Above his head flapped
the great cloth sign tacked quite across the rough building, heralding
to all who could read the words that this was BILL WILSON'S PLACE.
A flaunting bit of information it was, and quite superfluous; since
practically every man in San Francisco drifted towards it, soon or
late, as the place where the most whisky was drunk and the most gold
lost and won, with the most beautiful women to smile or frown upon the
lucky, in all the town.
The trade wind knew that Bill Wilson's place needed no sign save its
presence there, and was loosening a corner in the hope of carrying it
quite away as a trophy.

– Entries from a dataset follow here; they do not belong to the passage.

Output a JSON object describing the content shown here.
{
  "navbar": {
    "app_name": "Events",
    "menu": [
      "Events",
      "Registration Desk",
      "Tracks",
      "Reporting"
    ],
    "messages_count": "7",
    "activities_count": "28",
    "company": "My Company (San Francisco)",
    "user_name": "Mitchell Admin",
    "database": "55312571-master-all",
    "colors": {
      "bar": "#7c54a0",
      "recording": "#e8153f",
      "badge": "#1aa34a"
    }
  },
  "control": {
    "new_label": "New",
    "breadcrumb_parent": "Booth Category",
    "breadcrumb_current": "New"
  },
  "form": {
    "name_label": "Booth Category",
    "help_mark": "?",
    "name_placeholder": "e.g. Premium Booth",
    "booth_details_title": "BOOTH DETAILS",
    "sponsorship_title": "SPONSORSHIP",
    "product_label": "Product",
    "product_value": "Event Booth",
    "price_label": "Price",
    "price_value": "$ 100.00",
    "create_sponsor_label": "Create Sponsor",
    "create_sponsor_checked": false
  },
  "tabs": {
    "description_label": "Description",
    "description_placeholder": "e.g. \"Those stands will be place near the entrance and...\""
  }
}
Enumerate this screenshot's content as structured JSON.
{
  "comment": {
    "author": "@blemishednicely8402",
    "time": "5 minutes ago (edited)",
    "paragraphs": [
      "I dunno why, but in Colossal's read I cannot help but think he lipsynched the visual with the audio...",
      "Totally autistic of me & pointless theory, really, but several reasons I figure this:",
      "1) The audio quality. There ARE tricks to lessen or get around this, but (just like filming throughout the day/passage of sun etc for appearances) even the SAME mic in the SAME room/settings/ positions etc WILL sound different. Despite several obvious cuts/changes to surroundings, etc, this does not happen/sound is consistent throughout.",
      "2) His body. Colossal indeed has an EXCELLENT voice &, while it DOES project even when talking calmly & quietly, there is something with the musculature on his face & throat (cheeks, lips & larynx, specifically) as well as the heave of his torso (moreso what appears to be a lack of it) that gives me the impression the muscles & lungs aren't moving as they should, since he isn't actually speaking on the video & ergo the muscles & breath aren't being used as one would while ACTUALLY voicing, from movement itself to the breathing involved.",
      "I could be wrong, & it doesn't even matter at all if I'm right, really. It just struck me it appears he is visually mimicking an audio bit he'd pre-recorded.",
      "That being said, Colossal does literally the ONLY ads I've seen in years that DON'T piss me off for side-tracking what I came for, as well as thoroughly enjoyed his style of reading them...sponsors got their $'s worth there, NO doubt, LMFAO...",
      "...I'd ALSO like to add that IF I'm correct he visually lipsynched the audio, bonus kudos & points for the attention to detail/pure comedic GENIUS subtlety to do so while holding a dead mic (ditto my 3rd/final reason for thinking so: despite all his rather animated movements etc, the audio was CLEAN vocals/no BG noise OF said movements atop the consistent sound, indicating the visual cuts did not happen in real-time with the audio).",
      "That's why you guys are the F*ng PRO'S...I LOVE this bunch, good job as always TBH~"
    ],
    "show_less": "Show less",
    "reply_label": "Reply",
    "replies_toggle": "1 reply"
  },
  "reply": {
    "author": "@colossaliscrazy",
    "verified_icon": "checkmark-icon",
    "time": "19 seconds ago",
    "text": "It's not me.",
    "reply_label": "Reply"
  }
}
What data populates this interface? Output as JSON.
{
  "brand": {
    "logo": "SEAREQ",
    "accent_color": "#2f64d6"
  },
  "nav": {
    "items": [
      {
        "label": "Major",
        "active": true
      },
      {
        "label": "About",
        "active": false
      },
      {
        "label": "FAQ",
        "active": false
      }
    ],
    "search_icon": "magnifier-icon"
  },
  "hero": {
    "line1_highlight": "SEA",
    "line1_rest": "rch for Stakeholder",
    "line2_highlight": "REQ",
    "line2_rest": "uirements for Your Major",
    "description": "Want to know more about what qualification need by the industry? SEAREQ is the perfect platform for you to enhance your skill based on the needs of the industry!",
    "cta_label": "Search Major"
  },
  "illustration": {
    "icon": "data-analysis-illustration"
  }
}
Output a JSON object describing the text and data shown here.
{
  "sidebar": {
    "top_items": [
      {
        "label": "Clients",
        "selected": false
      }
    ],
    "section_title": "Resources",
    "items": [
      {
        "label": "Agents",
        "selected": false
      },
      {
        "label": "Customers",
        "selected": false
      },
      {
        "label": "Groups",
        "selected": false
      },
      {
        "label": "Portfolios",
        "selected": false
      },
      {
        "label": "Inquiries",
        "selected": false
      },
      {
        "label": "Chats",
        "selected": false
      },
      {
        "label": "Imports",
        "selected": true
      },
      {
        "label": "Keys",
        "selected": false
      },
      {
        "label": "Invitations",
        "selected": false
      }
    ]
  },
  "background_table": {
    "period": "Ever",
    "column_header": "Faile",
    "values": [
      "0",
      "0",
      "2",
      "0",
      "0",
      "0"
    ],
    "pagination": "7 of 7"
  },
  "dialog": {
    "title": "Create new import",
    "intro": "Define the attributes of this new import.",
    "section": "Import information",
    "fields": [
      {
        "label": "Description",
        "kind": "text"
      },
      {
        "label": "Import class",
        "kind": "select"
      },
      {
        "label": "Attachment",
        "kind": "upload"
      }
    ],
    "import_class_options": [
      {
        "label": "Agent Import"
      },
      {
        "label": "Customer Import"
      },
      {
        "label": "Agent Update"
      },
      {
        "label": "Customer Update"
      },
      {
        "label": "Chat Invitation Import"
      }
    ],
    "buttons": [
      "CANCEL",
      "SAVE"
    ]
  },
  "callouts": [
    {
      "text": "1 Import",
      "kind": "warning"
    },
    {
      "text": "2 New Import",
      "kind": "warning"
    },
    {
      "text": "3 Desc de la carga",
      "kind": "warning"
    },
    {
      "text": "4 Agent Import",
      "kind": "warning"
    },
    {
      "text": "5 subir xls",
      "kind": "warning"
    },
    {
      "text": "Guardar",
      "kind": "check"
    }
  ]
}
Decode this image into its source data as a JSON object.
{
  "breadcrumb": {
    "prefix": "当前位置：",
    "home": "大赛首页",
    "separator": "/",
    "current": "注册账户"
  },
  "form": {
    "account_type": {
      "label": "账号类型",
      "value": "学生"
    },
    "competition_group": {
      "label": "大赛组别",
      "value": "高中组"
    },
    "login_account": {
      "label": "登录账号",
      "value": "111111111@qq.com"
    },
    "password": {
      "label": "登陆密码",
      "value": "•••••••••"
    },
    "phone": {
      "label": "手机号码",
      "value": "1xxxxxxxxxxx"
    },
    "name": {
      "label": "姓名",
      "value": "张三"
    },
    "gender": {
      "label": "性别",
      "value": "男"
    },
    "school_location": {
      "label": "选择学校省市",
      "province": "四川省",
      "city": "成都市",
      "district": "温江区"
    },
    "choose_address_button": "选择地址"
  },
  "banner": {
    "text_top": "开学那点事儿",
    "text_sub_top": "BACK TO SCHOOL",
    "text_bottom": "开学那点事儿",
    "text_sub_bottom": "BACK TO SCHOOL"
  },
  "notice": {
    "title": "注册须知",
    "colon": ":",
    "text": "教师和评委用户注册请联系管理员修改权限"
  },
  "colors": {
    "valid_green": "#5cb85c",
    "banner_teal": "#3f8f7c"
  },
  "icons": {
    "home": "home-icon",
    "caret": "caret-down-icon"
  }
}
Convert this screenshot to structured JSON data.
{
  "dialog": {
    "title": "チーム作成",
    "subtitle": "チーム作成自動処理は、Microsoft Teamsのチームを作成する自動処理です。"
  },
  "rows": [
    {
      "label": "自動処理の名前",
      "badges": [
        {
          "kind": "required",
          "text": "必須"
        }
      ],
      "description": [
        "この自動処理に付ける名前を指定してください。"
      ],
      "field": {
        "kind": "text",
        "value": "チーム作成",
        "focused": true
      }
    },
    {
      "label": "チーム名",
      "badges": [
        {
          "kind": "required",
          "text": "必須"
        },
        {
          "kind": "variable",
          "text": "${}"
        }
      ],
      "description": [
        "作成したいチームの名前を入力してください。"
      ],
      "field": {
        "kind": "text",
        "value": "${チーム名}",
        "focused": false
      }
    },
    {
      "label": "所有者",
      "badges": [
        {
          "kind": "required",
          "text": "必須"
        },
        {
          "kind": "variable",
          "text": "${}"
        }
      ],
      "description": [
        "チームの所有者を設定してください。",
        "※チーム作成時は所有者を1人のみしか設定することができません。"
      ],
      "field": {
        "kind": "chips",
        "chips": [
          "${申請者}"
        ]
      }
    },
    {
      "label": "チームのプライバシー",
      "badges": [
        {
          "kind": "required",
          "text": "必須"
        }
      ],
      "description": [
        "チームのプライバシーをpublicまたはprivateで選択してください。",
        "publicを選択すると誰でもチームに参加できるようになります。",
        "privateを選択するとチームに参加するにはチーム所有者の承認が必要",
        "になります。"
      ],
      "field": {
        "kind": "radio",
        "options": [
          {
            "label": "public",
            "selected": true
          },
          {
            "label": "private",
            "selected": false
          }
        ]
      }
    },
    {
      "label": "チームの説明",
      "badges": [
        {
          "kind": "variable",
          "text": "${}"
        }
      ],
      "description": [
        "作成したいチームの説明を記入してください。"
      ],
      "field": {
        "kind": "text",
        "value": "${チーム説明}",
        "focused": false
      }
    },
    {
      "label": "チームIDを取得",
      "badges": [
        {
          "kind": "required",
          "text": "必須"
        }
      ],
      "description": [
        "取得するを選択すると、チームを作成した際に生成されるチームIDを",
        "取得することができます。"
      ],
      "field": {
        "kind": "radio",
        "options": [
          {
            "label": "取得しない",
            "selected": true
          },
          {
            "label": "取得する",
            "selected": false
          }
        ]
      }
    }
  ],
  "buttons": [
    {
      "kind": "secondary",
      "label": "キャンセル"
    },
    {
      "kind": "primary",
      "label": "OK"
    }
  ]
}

Bill glanced up, promised the resisting cloth
an extra nail or two, and let his thoughts and his eyes wander
again to the sweeping tide of humanity that flowed up and down the
straggling street of sand and threatened to engulf the store which men
spoke of simply as "Smith's."
A shipload of supplies had lately been carted there, and miners
were feverishly buying bacon, beans, "self-rising" flour, matches,
tea--everything within the limits of their gold dust and their
carrying capacity--which they needed for hurried trips to the hills
where was hidden the gold they dreamed of night and day.
To Bill that tide meant so much business; and he was not the man to
grudge his friend Smith a share of it. When the fog crept in through
the Golden Gate--a gate which might never be closed against it--the
tide of business would set towards his place, just as surely as the
ocean tide would clamor at the rocky wall out there to the west.